Pour ce 150e anniversaire de la première représentation lyrique à Monaco, Jean-Louis Grinda a judicieusement choisi de mettre lui-même en scène une œuvre choc en résonnance avec le célèbre casino de la principauté.
Sur le plateau de la somptueuse salle Garnier, la passion amoureuse et celle du jeu ont partie liée. Cette folie collective se déroule dans un décor raffiné inspiré par le cinéma muet. Comme on le faisait à l’époque, les changements d’actes et de tableaux sont indiqués — ici en alphabet cyrillique — sur des cartons noirs. L’essentiel de l’action se passe dans un luxueux hôtel ouvrant sur une salle de jeu munie de grandes portes vitrées. C’est dans le vase clos du hall de cet établissement de villégiature que les personnages élégamment vêtus, se rencontrent, s’affrontent et se débattent dans un imbroglio d’affects aux motifs interdépendants. Grâce à un dispositif scénique motorisé, les scènes intimes ont lieu dans les chambres.
Par rapport à la rudesse de cette œuvre tragi-comique noire et grinçante, la mise en scène semble à première vue bien sage. Toutefois, à partir de l’arrivée de la terrifiante et richissime grand-mère, la progression dramatique délirante monte en puissance et se poursuit avec intensité jusqu’au cauchemardesque paroxysme final très réussi. Quand Alexeï commence à gagner gros au jeu, il est ivre d’excitation. Entouré des autres joueurs et du personnel du casino électrisés eux aussi, il se livre à une danse hystérique sur une gigantesque roulette occupant la totalité de la scène. Après qu’il a fait sauter la banque, oubliant Polina prête à se donner enfin, il se vautre dans une orgie de billets. La passion du jeu dévore tout et tue — même l’amour fou.
Déterminé à bousculer les conventions réalistes qui régissent l’opéra russe de son temps, le jeune Prokofiev, fasciné par le roman de Dostoïevski, y a trouvé matière à composer une musique expressionniste et burlesque pleine de surprises, avec ses dissonances, ses éclats soudains et son incessant soutien rythmique intimement tissé avec les voix. En première partie surtout, sous la direction de Mikhaïl Tatarnikov, l’exécution instrumentale manque quelque peu de relief et de subtilité.
© Alain Hanel
Assortie d’un humour cocasse, l’écriture vocale se situe dans la lignée de Falstaff et de Gianni Schicchi. Sont particulièrement admirables, les dialogues très rapides chantés en solo, en duo, ou à plusieurs voix distinctes, ne se superposant que très rarement. C’est d’autant plus saisissant que la raucité de la langue russe se fond naturellement dans la ligne de chant voulue par Prokofiev. Au cours du remarquable ensemble « Les jeux sont faits », on admire la cohésion des voix fortement typées appartenant aux croupiers et aux nombreux joueurs présents.

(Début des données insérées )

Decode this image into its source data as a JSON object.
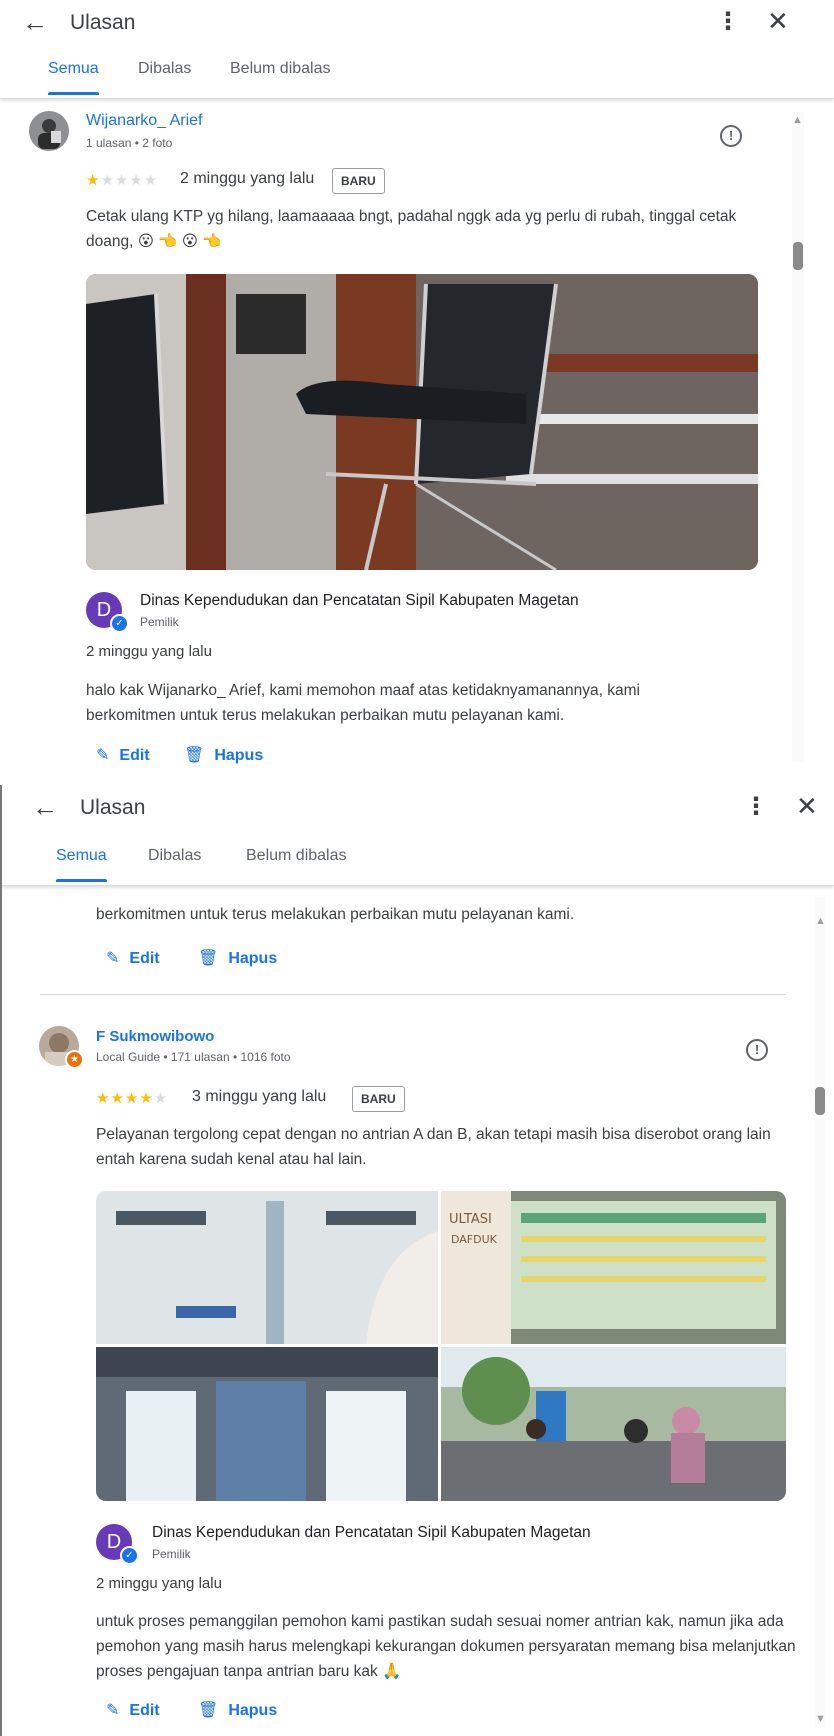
{
  "header": {
    "back_icon": "arrow-left-icon",
    "title": "Ulasan",
    "more_icon": "kebab-icon",
    "close_icon": "close-icon"
  },
  "tabs": [
    {
      "label": "Semua",
      "active": true
    },
    {
      "label": "Dibalas"
    },
    {
      "label": "Belum dibalas"
    }
  ],
  "reviews": [
    {
      "author": "Wijanarko_ Arief",
      "meta": "1 ulasan • 2 foto",
      "rating": 1,
      "time": "2 minggu yang lalu",
      "badge": "BARU",
      "text": "Cetak ulang KTP yg hilang, laamaaaaa bngt, padahal nggk ada yg perlu di rubah, tinggal cetak doang, 😮 👈 😮 👈",
      "reply": {
        "owner": "Dinas Kependudukan dan Pencatatan Sipil Kabupaten Magetan",
        "owner_initial": "D",
        "role": "Pemilik",
        "time": "2 minggu yang lalu",
        "text": "halo kak Wijanarko_ Arief, kami memohon maaf atas ketidaknyamanannya, kami berkomitmen untuk terus melakukan perbaikan mutu pelayanan kami."
      }
    },
    {
      "author": "F Sukmowibowo",
      "meta": "Local Guide • 171 ulasan • 1016 foto",
      "rating": 4,
      "time": "3 minggu yang lalu",
      "badge": "BARU",
      "text": "Pelayanan tergolong cepat dengan no antrian A dan B, akan tetapi masih bisa diserobot orang lain entah karena sudah kenal atau hal lain.",
      "photo_texts": [
        "ULTASI",
        "DAFDUK"
      ],
      "reply": {
        "owner": "Dinas Kependudukan dan Pencatatan Sipil Kabupaten Magetan",
        "owner_initial": "D",
        "role": "Pemilik",
        "time": "2 minggu yang lalu",
        "text": "untuk proses pemanggilan pemohon kami pastikan sudah sesuai nomer antrian kak, namun jika ada pemohon yang masih harus melengkapi kekurangan dokumen persyaratan memang bisa melanjutkan proses pengajuan tanpa antrian baru kak 🙏"
      }
    }
  ],
  "scrolled_text": "berkomitmen untuk terus melakukan perbaikan mutu pelayanan kami.",
  "actions": {
    "edit": "Edit",
    "delete": "Hapus"
  },
  "colors": {
    "accent": "#1a73e8",
    "star": "#fbbc04",
    "owner_avatar": "#673ab7"
  }
}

En revanche, les deux principaux protagonistes déçoivent quelque peu. Puissance et engagement dramatique sont les atouts du ténor ukrainien Micha Didyk (Alexeï). Autant ses élans dans l’aigu sont brillants, autant sa voix centrale est monochrome et ses intonations monotones. Certes Oksana Dyka (Polina) est jolie et élégante, la voix est solide, les aigus faciles mais trop stridents. En dehors de la scène très réussie où elle jette les billets de banque à la figure de son soupirant, l’actrice demeure assez terne.
Vocalement, la palme revient aux deux basses Dmitri Oulianov qui campe et chante un général très convaincant et Alexander Teliga (le directeur du casino) qui étonne et séduit par sa voix profonde très sonore. Grâce à son timbre clair agréable et à son talent d’acteur, Oleg Balachov est un séduisant Marquis. Quant aux six autres rôles secondaires, bien distribués, ils méritent tous d’être salués.
Cerise sur le gâteau : Ewa Podleś en Baboulenka. Tour à tour, hargneuse, autoritaire, hilarante, maternelle et émouvante, la légendaire contralto polonaise rafle la mise à l’applaudimètre dans une prise de rôle ébouriffante.